No need to stand by any longer: the new trailer for Prime Video’s Fallout TV show was just broadcast, and you can check it out above. The series will begin on April 11… and end on April 11, too, if you’re into binging TV shows: the trailer ends with the announcement that all episodes will be available immediately, rather than shown week by week.
The Fallout trailer gives us a closer look at the three main characters—Walton Goggins as The Ghoul, Ella Purnell as Vault-dweller Lucy, and Aaron Moten as Brotherhood of Steel disciple Maximus—and hints a bit more at their motivations. As some fans guessed, based on the last teaser, pre-war Goggins/Ghoul was a Vault-Tec spokesperson who unfortunately didn’t make it inside one of the Vaults when the bombs dropped.

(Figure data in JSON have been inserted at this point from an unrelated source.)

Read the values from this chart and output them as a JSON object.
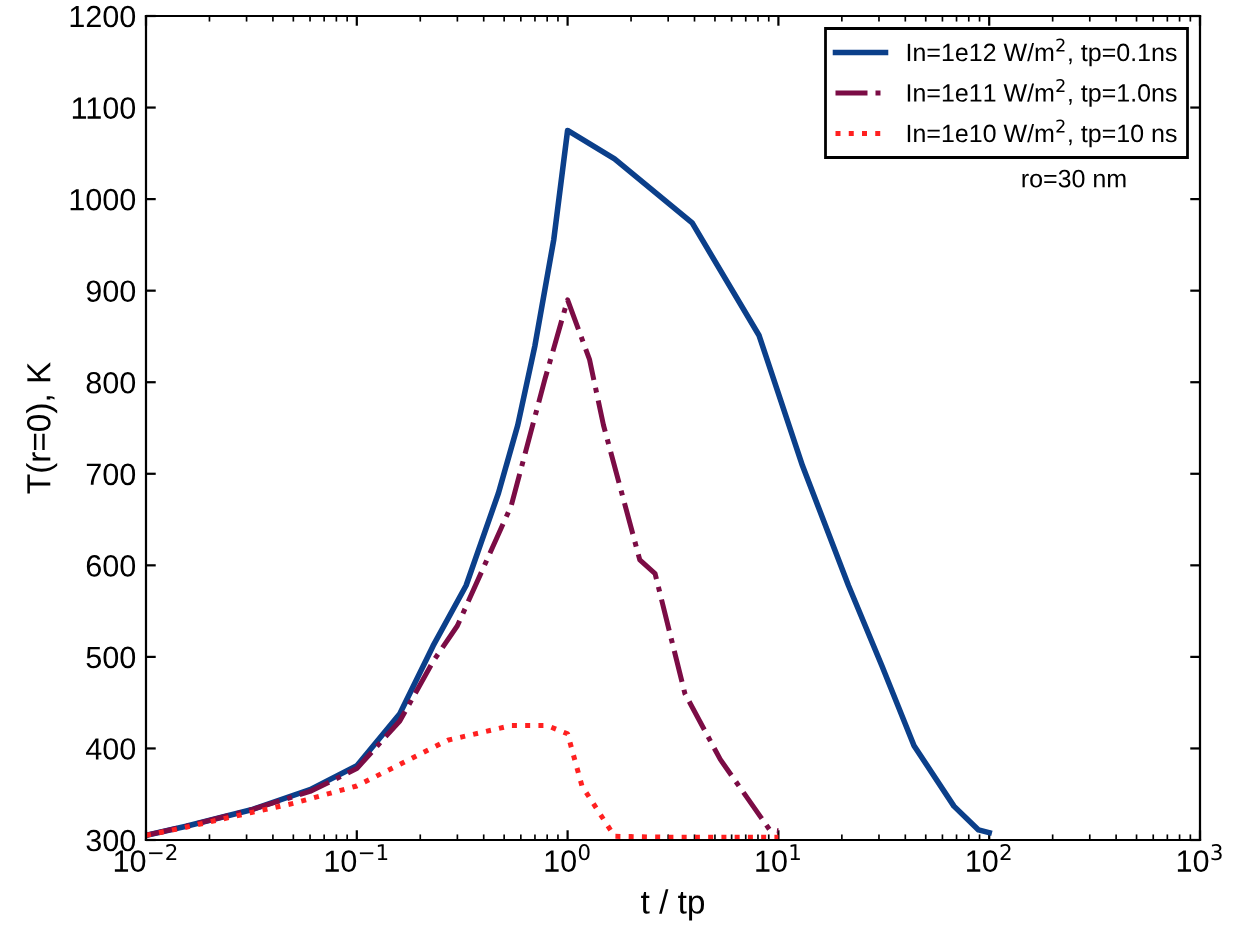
{
  "chart_data": {
    "type": "line",
    "xlabel": "t / tp",
    "ylabel": "T(r=0), K",
    "log": "x",
    "xlim": [
      0.01,
      1000
    ],
    "xticks": [
      {
        "value": 0.01,
        "label": "10$^{−2}$"
      },
      {
        "value": 0.1,
        "label": "10$^{−1}$"
      },
      {
        "value": 1,
        "label": "10$^{0}$"
      },
      {
        "value": 10,
        "label": "10$^{1}$"
      },
      {
        "value": 100,
        "label": "10$^{2}$"
      },
      {
        "value": 1000,
        "label": "10$^{3}$"
      }
    ],
    "ylim": [
      300,
      1200
    ],
    "yticks": [
      300,
      400,
      500,
      600,
      700,
      800,
      900,
      1000,
      1100,
      1200
    ],
    "grid": false,
    "legend": "top right",
    "marker": "none",
    "annotations": [
      "ro=30 nm"
    ],
    "series": [
      {
        "name": "In=1e12 W/m$^{2}$, tp=0.1ns",
        "color": "#0b3f8a",
        "line_style": "solid",
        "x": [
          0.01,
          0.0155,
          0.0316,
          0.06,
          0.1,
          0.16,
          0.23,
          0.33,
          0.47,
          0.58,
          0.7,
          0.86,
          1,
          1.67,
          3.9,
          8.1,
          13,
          21.5,
          31,
          44,
          68,
          89,
          100
        ],
        "values": [
          305,
          315,
          333,
          355,
          381,
          438,
          512,
          578,
          679,
          753,
          840,
          956,
          1075,
          1044,
          974,
          851,
          709,
          578,
          490,
          403,
          337,
          311,
          308
        ]
      },
      {
        "name": "In=1e11 W/m$^{2}$, tp=1.0ns",
        "color": "#7b0c45",
        "line_style": "dashdot",
        "x": [
          0.01,
          0.0155,
          0.0316,
          0.06,
          0.1,
          0.16,
          0.23,
          0.3,
          0.54,
          0.78,
          1,
          1.27,
          1.48,
          2.2,
          2.6,
          3.6,
          5.3,
          9.1,
          10
        ],
        "values": [
          305,
          315,
          333,
          353,
          378,
          430,
          495,
          534,
          665,
          803,
          890,
          825,
          753,
          606,
          591,
          460,
          388,
          311,
          310
        ]
      },
      {
        "name": "In=1e10 W/m$^{2}$, tp=10 ns",
        "color": "#ff2020",
        "line_style": "dotted",
        "x": [
          0.01,
          0.0155,
          0.0316,
          0.05,
          0.1,
          0.27,
          0.54,
          0.8,
          1,
          1.17,
          1.67,
          3,
          10
        ],
        "values": [
          305,
          314,
          330,
          340,
          359,
          409,
          425,
          425,
          416,
          359,
          304,
          303,
          303
        ]
      }
    ]
  }
}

Meanwhile, Lucy decides to leave her Vault—the Vault’s purpose is to eventually restart civilization after a nuclear calamity, and it’s been 200 years so they might want to get started—and ventures into the remains of Los Angeles. There she’s mocked by surface dwellers (“I thought all you dipshits were dead,” cackles a survivor played by Dale Dickey), threatened by The Ghoul, and nearly vivisected for spare parts by a Mr. Handy robot. Maximus, meanwhile, sounds like he’s out for revenge: when asked why he joined the BOS, he says “To hurt the people who hurt me.”

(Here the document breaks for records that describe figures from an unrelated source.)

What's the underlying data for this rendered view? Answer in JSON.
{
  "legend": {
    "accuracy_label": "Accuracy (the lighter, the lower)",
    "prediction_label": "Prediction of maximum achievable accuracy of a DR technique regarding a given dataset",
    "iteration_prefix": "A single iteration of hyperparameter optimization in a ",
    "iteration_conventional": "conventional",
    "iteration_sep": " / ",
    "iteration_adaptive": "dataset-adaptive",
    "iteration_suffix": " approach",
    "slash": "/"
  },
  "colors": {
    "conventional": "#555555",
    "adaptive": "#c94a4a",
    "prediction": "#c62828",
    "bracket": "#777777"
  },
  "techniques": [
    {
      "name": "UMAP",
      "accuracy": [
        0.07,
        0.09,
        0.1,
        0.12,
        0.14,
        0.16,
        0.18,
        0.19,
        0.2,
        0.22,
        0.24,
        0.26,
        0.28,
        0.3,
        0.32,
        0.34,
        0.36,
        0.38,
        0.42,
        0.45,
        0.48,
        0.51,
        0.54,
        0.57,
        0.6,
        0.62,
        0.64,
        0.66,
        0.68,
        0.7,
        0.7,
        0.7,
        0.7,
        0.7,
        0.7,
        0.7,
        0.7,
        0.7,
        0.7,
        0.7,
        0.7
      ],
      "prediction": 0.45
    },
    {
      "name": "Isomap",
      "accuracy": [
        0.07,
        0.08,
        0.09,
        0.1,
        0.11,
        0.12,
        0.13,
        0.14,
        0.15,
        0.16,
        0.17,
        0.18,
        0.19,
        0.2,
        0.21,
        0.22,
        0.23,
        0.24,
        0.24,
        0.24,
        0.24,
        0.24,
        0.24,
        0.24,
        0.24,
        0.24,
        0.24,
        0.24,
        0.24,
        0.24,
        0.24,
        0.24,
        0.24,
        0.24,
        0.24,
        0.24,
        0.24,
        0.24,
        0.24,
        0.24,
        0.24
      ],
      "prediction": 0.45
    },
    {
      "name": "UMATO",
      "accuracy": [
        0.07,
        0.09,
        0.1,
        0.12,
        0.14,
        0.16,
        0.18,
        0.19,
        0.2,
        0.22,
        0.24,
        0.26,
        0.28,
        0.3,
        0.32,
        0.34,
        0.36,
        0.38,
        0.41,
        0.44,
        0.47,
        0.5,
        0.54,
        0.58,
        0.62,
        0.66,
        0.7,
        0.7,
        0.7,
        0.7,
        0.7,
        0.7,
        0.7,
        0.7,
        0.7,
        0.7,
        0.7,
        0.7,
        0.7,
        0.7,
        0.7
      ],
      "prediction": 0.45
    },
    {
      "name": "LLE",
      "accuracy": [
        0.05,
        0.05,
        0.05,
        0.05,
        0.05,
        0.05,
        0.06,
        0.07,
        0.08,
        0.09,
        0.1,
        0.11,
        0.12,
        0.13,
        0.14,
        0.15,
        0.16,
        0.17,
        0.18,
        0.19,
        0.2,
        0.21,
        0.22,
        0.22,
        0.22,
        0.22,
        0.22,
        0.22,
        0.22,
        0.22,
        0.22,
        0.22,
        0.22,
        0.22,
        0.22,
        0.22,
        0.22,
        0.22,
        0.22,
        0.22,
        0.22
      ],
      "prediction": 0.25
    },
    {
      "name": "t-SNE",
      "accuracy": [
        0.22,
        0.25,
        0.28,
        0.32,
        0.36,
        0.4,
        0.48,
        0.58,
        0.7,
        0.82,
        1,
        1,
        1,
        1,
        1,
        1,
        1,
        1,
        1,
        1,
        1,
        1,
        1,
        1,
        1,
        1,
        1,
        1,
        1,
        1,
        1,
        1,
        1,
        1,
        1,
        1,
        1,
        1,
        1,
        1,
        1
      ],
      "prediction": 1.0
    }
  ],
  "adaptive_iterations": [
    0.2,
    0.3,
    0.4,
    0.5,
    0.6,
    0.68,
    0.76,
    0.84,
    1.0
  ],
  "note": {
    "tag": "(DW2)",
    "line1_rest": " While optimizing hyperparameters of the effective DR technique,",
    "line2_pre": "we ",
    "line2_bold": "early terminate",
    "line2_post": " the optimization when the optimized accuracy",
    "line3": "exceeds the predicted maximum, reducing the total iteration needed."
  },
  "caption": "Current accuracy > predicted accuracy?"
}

Like the first Fallout teaser we saw back in November, the show is still looking pretty darn good to me, a bright and colorful post-apocalypse with over the top violence and gore (some poor sucker gets a large hole blown in them), some grim and serious moments, but also plenty of humor. “Well now, that is a very small drop in a very, very large bucket of drugs,” The Ghoul says to Lucy after she ineffectively shoots him with a tranq dart. The Ghoul is no beginner when it comes to chems, it seems, and later in the trailer he chugs a few more. No judgments. I’m the same way when I play a Fallout game.

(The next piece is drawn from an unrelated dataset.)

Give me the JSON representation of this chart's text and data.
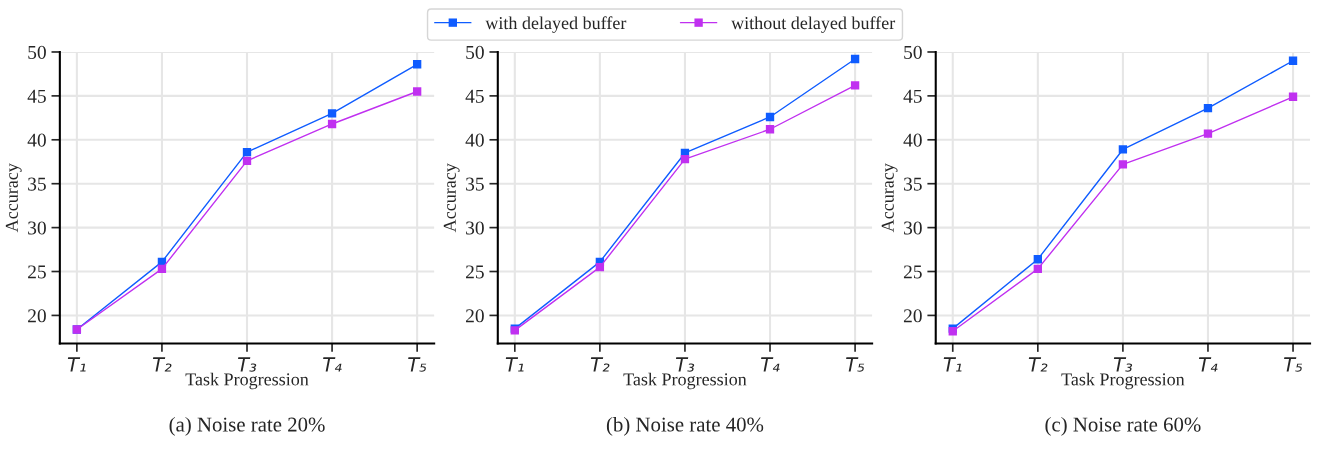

Speaking of The Ghoul, Walton Goggins revealed a bit more about the character during a press conference held for the trailer’s release, including his pre-war name: Cooper Howard.
“The Ghoul is, in some ways, the poet Virgil in Dante’s Inferno,” Goggins said. “He’s the guide, if you will, through this irradiated hellscape that we find ourselves in, in this post-apocalyptic world.” He also described The Ghoul as pragmatic and ruthless, “with his own set of moral codes. And he has a wicked sense of humor, like me,” Goggins said, laughing.
A final note on the trailer: I spotted an NCR flag in one shot, so Fallout lore specialists can unclench a little: the New California Republic is on the scene after all.